PulseAudioは、(私の理解の限りでは)ALSAに対応、かつPulseAudio非対応の普通のアプリケーションがALSAを使おうとすると、仮想のALSAデバイスを使ってデータをPulseAudioに転送した上でうまいこと処理してまとめてサウンドカードに出力してくれます。
つまり、
アプリケーション -> ALSA仮想デバイス -> PulseAudio -> ALSA物理デバイス
という処理をたどることで、アプリケーションにはALSAを使っているように思わせつつすべてのサウンド出力をPulseAudio側で管理し、ハードウェアとのやりとりはPulseAudioのみが(ALSAを介して)行う、ということのようです。

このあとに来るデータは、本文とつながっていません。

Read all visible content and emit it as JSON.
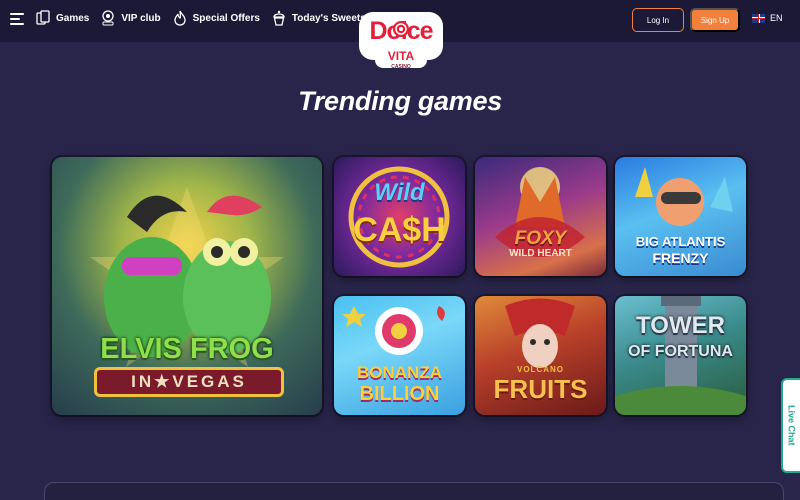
{
  "header": {
    "menu_icon": "hamburger-menu-icon",
    "nav": [
      {
        "label": "Games",
        "icon": "cards-icon"
      },
      {
        "label": "VIP club",
        "icon": "vip-badge-icon"
      },
      {
        "label": "Special Offers",
        "icon": "flame-icon"
      },
      {
        "label": "Today's Sweets",
        "icon": "cupcake-icon"
      }
    ],
    "logo": {
      "line1": "Dolce",
      "line2": "VITA",
      "line3": "CASINO"
    },
    "login_label": "Log In",
    "signup_label": "Sign Up",
    "language": "EN",
    "language_icon": "uk-flag-icon"
  },
  "section": {
    "title": "Trending games"
  },
  "games": [
    {
      "line1": "ELVIS FROG",
      "line2": "IN★VEGAS"
    },
    {
      "line1": "Wild",
      "line2": "CA$H"
    },
    {
      "line1": "FOXY",
      "line2": "WILD HEART"
    },
    {
      "line1": "BIG ATLANTIS",
      "line2": "FRENZY"
    },
    {
      "line1": "BONANZA",
      "line2": "BILLION"
    },
    {
      "line1": "VOLCANO",
      "line2": "FRUITS"
    },
    {
      "line1": "TOWER",
      "line2": "OF FORTUNA"
    }
  ],
  "live_chat": {
    "label": "Live Chat"
  },
  "colors": {
    "background": "#29254a",
    "header_bg": "#1c1936",
    "accent_orange": "#f0803c",
    "live_chat_green": "#27a88a"
  }
}
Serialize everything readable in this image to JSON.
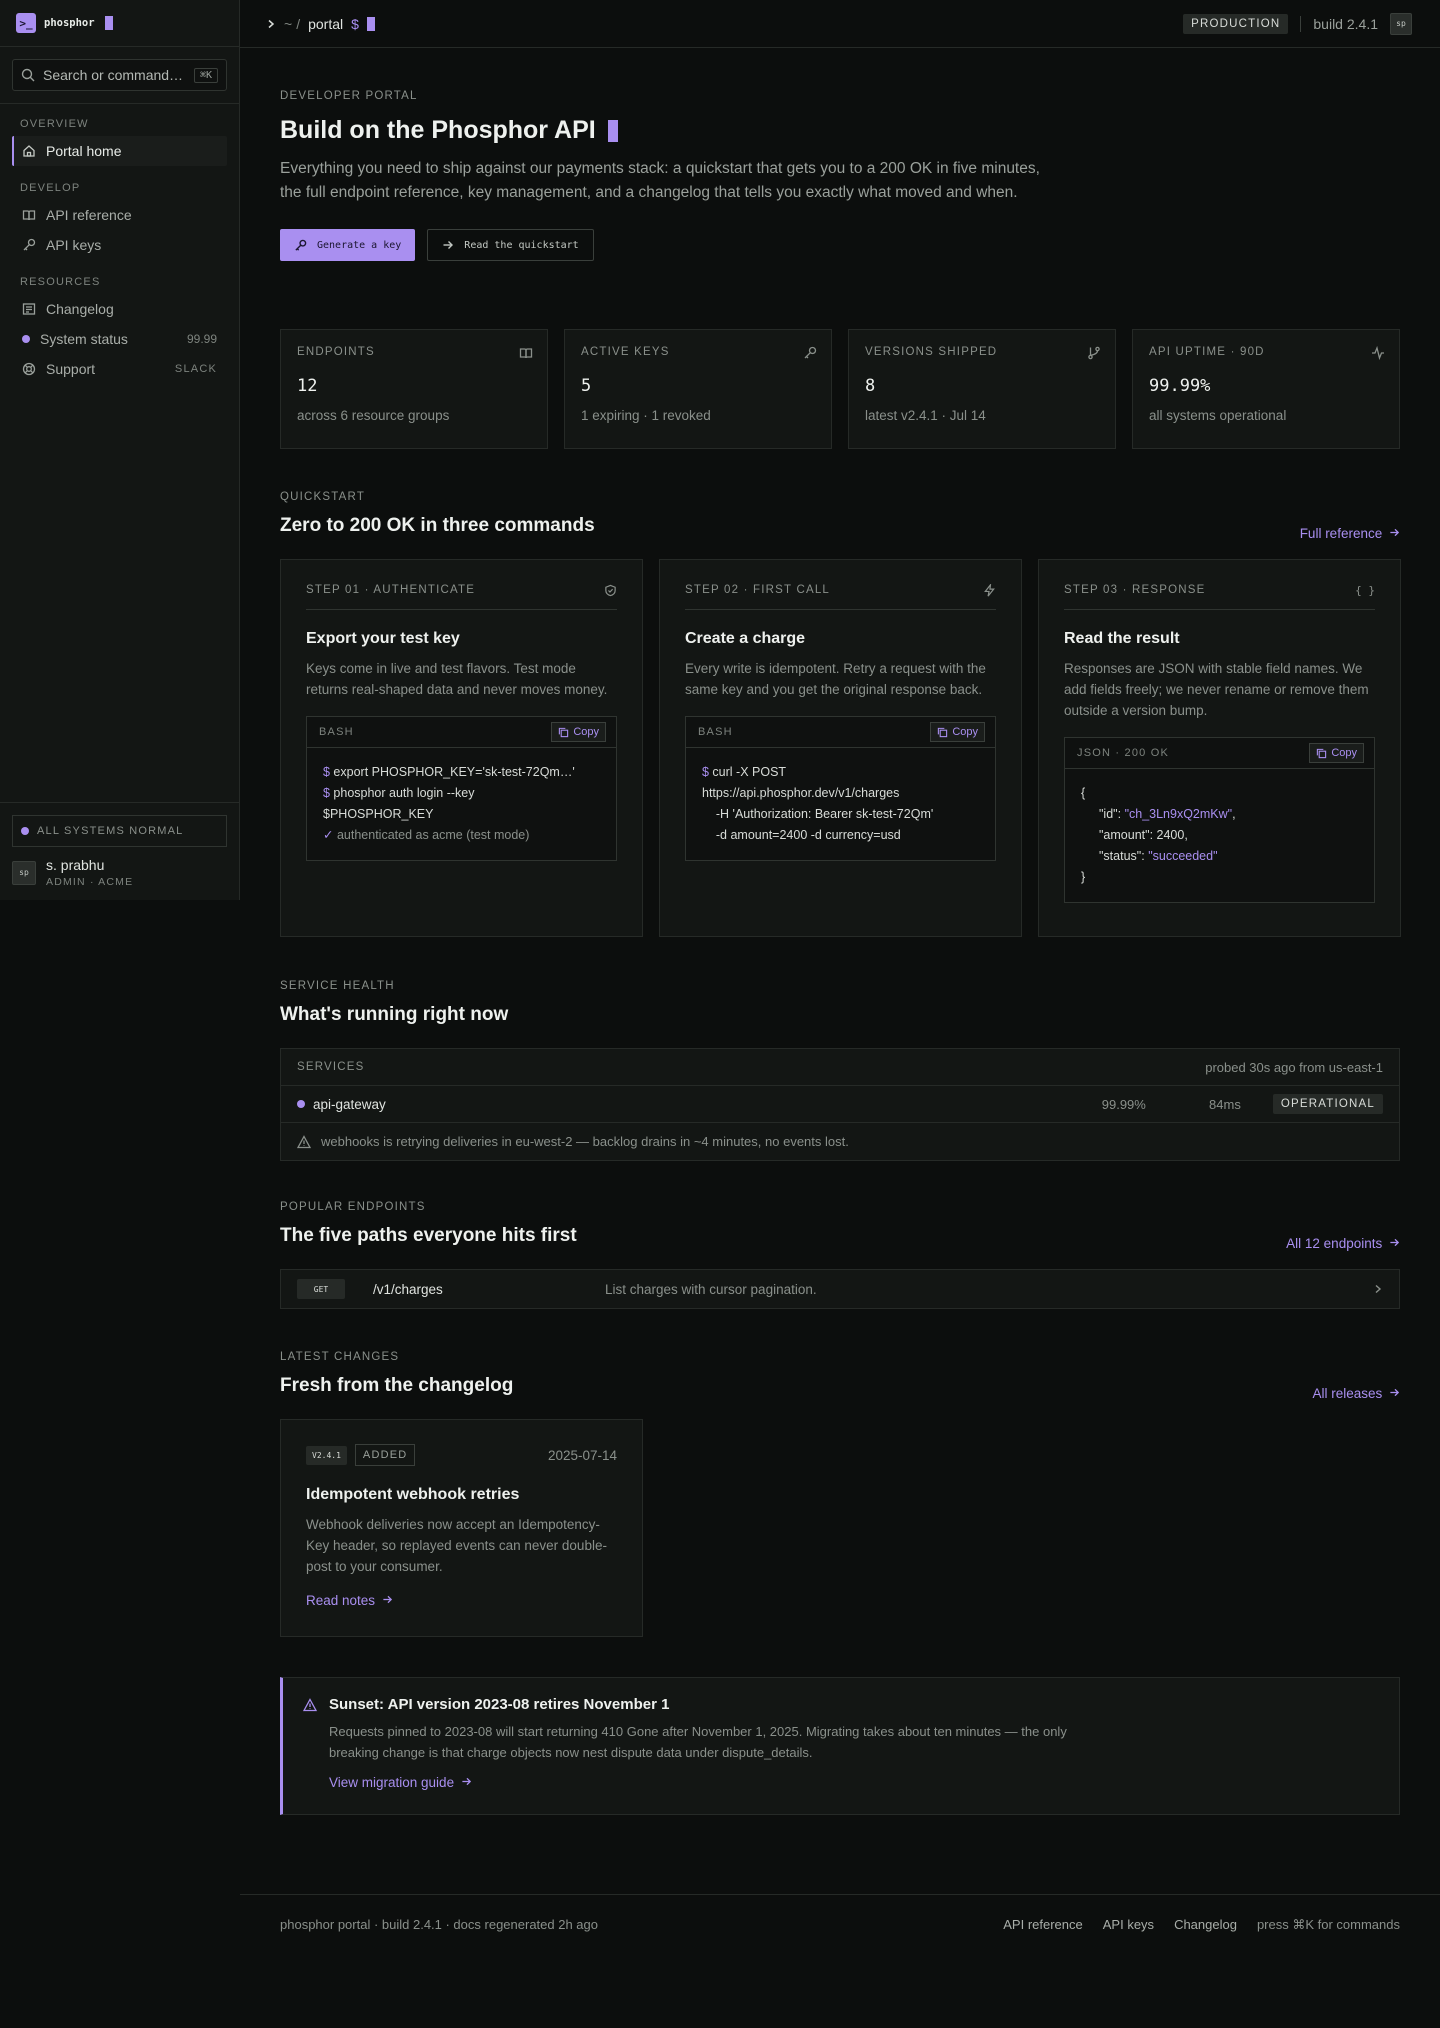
{
  "brand": {
    "name": "phosphor",
    "logo_glyph": ">_"
  },
  "search": {
    "placeholder": "Search or command…",
    "shortcut": "⌘K"
  },
  "nav": {
    "sections": [
      {
        "title": "OVERVIEW",
        "items": [
          {
            "label": "Portal home",
            "icon": "home-icon",
            "active": true
          }
        ]
      },
      {
        "title": "DEVELOP",
        "items": [
          {
            "label": "API reference",
            "icon": "book-icon"
          },
          {
            "label": "API keys",
            "icon": "key-icon"
          }
        ]
      },
      {
        "title": "RESOURCES",
        "items": [
          {
            "label": "Changelog",
            "icon": "changelog-icon"
          },
          {
            "label": "System status",
            "icon": "status-dot-icon",
            "right": "99.99"
          },
          {
            "label": "Support",
            "icon": "lifebuoy-icon",
            "right": "SLACK"
          }
        ]
      }
    ]
  },
  "sidebar_footer": {
    "status": "ALL SYSTEMS NORMAL",
    "user": {
      "initials": "sp",
      "name": "s. prabhu",
      "role": "ADMIN · ACME"
    }
  },
  "topbar": {
    "crumb_home": "~",
    "crumb_sep": "/",
    "crumb_current": "portal",
    "prompt": "$",
    "env": "PRODUCTION",
    "build": "build 2.4.1",
    "avatar": "sp"
  },
  "hero": {
    "eyebrow": "DEVELOPER PORTAL",
    "title": "Build on the Phosphor API",
    "lede": "Everything you need to ship against our payments stack: a quickstart that gets you to a 200 OK in five minutes, the full endpoint reference, key management, and a changelog that tells you exactly what moved and when.",
    "primary_cta": "Generate a key",
    "secondary_cta": "Read the quickstart"
  },
  "stats": [
    {
      "label": "ENDPOINTS",
      "value": "12",
      "sub": "across 6 resource groups",
      "icon": "book-icon"
    },
    {
      "label": "ACTIVE KEYS",
      "value": "5",
      "sub": "1 expiring · 1 revoked",
      "icon": "key-icon"
    },
    {
      "label": "VERSIONS SHIPPED",
      "value": "8",
      "sub": "latest v2.4.1 · Jul 14",
      "icon": "git-branch-icon"
    },
    {
      "label": "API UPTIME · 90D",
      "value": "99.99%",
      "sub": "all systems operational",
      "icon": "activity-icon"
    }
  ],
  "quickstart": {
    "eyebrow": "QUICKSTART",
    "title": "Zero to 200 OK in three commands",
    "link": "Full reference",
    "steps": [
      {
        "label": "STEP 01 · AUTHENTICATE",
        "icon": "shield-icon",
        "title": "Export your test key",
        "desc": "Keys come in live and test flavors. Test mode returns real-shaped data and never moves money.",
        "lang": "BASH",
        "copy": "Copy",
        "lines": [
          {
            "prompt": "$",
            "text": " export PHOSPHOR_KEY='sk-test-72Qm…'"
          },
          {
            "prompt": "$",
            "text": " phosphor auth login --key"
          },
          {
            "prompt": "",
            "text": "$PHOSPHOR_KEY"
          },
          {
            "prompt": "✓",
            "text": " authenticated as acme (test mode)",
            "muted": true
          }
        ]
      },
      {
        "label": "STEP 02 · FIRST CALL",
        "icon": "bolt-icon",
        "title": "Create a charge",
        "desc": "Every write is idempotent. Retry a request with the same key and you get the original response back.",
        "lang": "BASH",
        "copy": "Copy",
        "lines": [
          {
            "prompt": "$",
            "text": " curl -X POST"
          },
          {
            "prompt": "",
            "text": "https://api.phosphor.dev/v1/charges"
          },
          {
            "prompt": "",
            "text": "    -H 'Authorization: Bearer sk-test-72Qm'"
          },
          {
            "prompt": "",
            "text": "    -d amount=2400 -d currency=usd"
          }
        ]
      },
      {
        "label": "STEP 03 · RESPONSE",
        "icon": "braces-icon",
        "title": "Read the result",
        "desc": "Responses are JSON with stable field names. We add fields freely; we never rename or remove them outside a version bump.",
        "lang": "JSON · 200 OK",
        "copy": "Copy",
        "json": {
          "open": "{",
          "id_key": "\"id\"",
          "id_val": "\"ch_3Ln9xQ2mKw\"",
          "amount_key": "\"amount\"",
          "amount_val": "2400,",
          "status_key": "\"status\"",
          "status_val": "\"succeeded\"",
          "close": "}"
        }
      }
    ]
  },
  "health": {
    "eyebrow": "SERVICE HEALTH",
    "title": "What's running right now",
    "header_label": "SERVICES",
    "header_probe": "probed 30s ago from us-east-1",
    "service": {
      "name": "api-gateway",
      "uptime": "99.99%",
      "latency": "84ms",
      "status": "OPERATIONAL"
    },
    "notice": "webhooks is retrying deliveries in eu-west-2 — backlog drains in ~4 minutes, no events lost."
  },
  "endpoints": {
    "eyebrow": "POPULAR ENDPOINTS",
    "title": "The five paths everyone hits first",
    "link": "All 12 endpoints",
    "rows": [
      {
        "method": "GET",
        "path": "/v1/charges",
        "desc": "List charges with cursor pagination."
      }
    ]
  },
  "changes": {
    "eyebrow": "LATEST CHANGES",
    "title": "Fresh from the changelog",
    "link": "All releases",
    "card": {
      "version": "V2.4.1",
      "kind": "ADDED",
      "date": "2025-07-14",
      "title": "Idempotent webhook retries",
      "desc": "Webhook deliveries now accept an Idempotency-Key header, so replayed events can never double-post to your consumer.",
      "link": "Read notes"
    }
  },
  "sunset": {
    "title": "Sunset: API version 2023-08 retires November 1",
    "desc": "Requests pinned to 2023-08 will start returning 410 Gone after November 1, 2025. Migrating takes about ten minutes — the only breaking change is that charge objects now nest dispute data under dispute_details.",
    "link": "View migration guide"
  },
  "footer": {
    "left": "phosphor portal · build 2.4.1 · docs regenerated 2h ago",
    "links": [
      "API reference",
      "API keys",
      "Changelog",
      "press ⌘K for commands"
    ]
  },
  "colors": {
    "accent": "#a98ff0",
    "bg": "#0c0e0d",
    "panel": "#131614",
    "border": "#262a27"
  }
}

さて、timidity++はネイティブではPulseAudioに対応していないようですが、これ単体でMIDIファイルの再生に使う場合には、上の仕組みがうまく働きしっかり再生してくれます。
(MIDIファイルを入力) -> timidity++ ->  ALSA仮想デバイス -> PulseAudio -> ALSA物理デバイス
という感じですね。

問題は、仮想MIDIインターフェース(ALSAシーケンサー)として使う場合です。aplaymidiやRosegardenその他のMIDIデータを出力するソフトウェアを使う場合、timidity++をこちらのモードで起動することになります。
アプリケーション -> timidity++ -> ALSA仮想デバイス -> PulseAudio -> ALSA物理デバイス
という流れにしなければなりません。ところが、Gentoo Linuxで提供しているinitスクリプトは、timidityユーザーとしてtimidity++を起動しようとします。そうすると、どういうわけか、上記のように既存のALSA仮想デバイスに接続せず、直接物理デバイスにつなぎに行ってしまうようなんですね。(あるいは、timidityユーザーとしてもう1つPulseAudioを立ち上げようとするのか?)
その結果、物理デバイスへのアクセスが競合してしまい、timidityかその他のアプリケーションのどちらかで音が出なくなります。

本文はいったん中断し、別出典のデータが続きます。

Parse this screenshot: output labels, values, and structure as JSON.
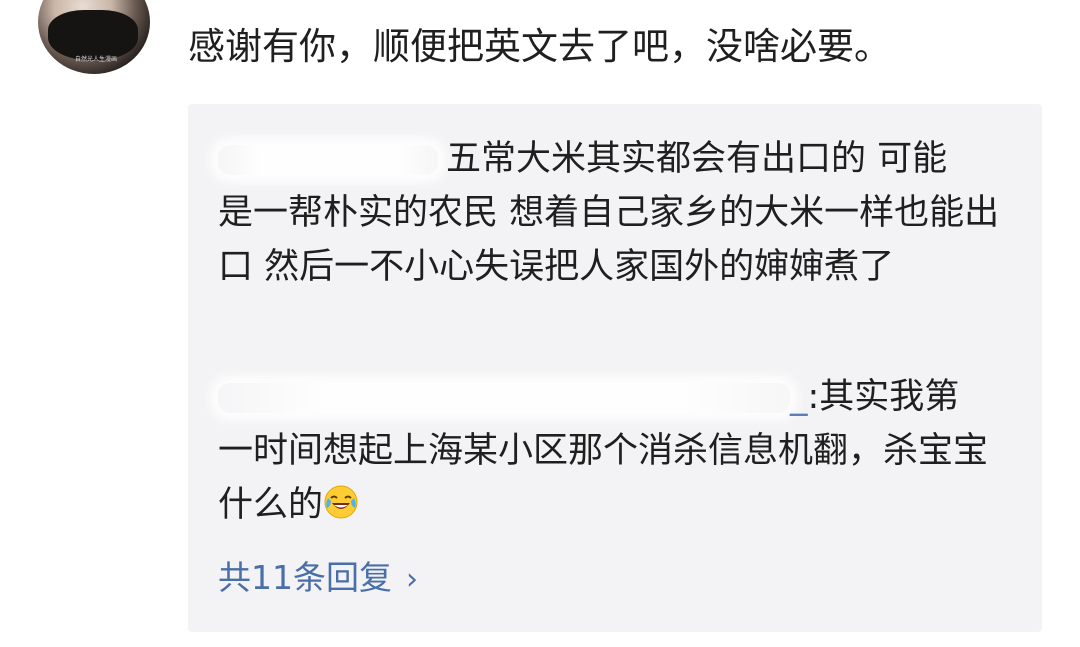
{
  "comment": {
    "text": "感谢有你，顺便把英文去了吧，没啥必要。"
  },
  "avatar": {
    "caption": "自然光人生漫画"
  },
  "replies": [
    {
      "text_line1": "五常大米其实都会有出口的 可能",
      "text_rest": "是一帮朴实的农民 想着自己家乡的大米一样也能出口 然后一不小心失误把人家国外的婶婶煮了"
    },
    {
      "name_tail": "_",
      "text_line1": ":其实我第",
      "text_rest": "一时间想起上海某小区那个消杀信息机翻，杀宝宝什么的",
      "emoji": "laughing-crying-emoji"
    }
  ],
  "more_replies": {
    "label": "共11条回复",
    "chevron": "›"
  }
}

[alsa-sink-ALC892 Analog] alsa-sink.c: Error opening PCM device front:2: デバイスもしくはリソースがビジー状態です
こんな感じのエラーになるわけです。

PulseAudioがユーザー単位で動いている以上、それを利用するtimidity++がシステムのデーモンとして振る舞うのは難しい、ということですね…。これは原理的に仕方ないっぽいです。 PulseAudioにはSystem-wideモードなるものもあるようですが、あちこちで書かれているように組込み用途以外では非推奨扱いです。Gentooでもuseフラグがマスクされています。

そういうわけで、timidity++をユーザー側で動かすことにしました。
 /etc/conf.d/timidityを見てみると、initスクリプトが使っているtimidityのオプションが書いてあるので、これをユーザーがログインした時に自動実行されるようにしておけばよろしいわけですね。

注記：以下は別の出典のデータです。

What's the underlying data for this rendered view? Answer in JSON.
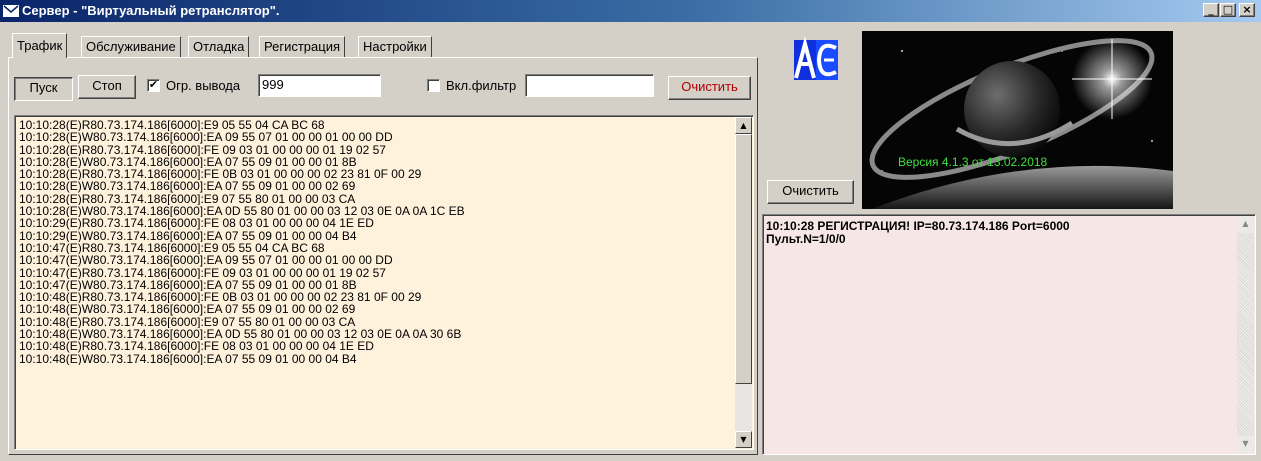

デスクトップ環境で使えればいいと割りきれるなら、適宜シェルスクリプトを書いて 、~/.config/autostart-scriptsあたりからシンボリックリンクを張りましょう。多重起動が気になる人は、その辺の判定処理も付けておけばいいと思います。
 私は、終了用のシェルスクリプトを書いて~/.config/plasma-workspace/shutdownからシンボリックリンクを張りました。KDEなら、これで開始時にtimidity++を起動、終了時にkillというのが実現できます。

きれいな方法ではないですが、一応はこれでデーモンモードのtimidity++とPulseAudioが共存できるようになりました。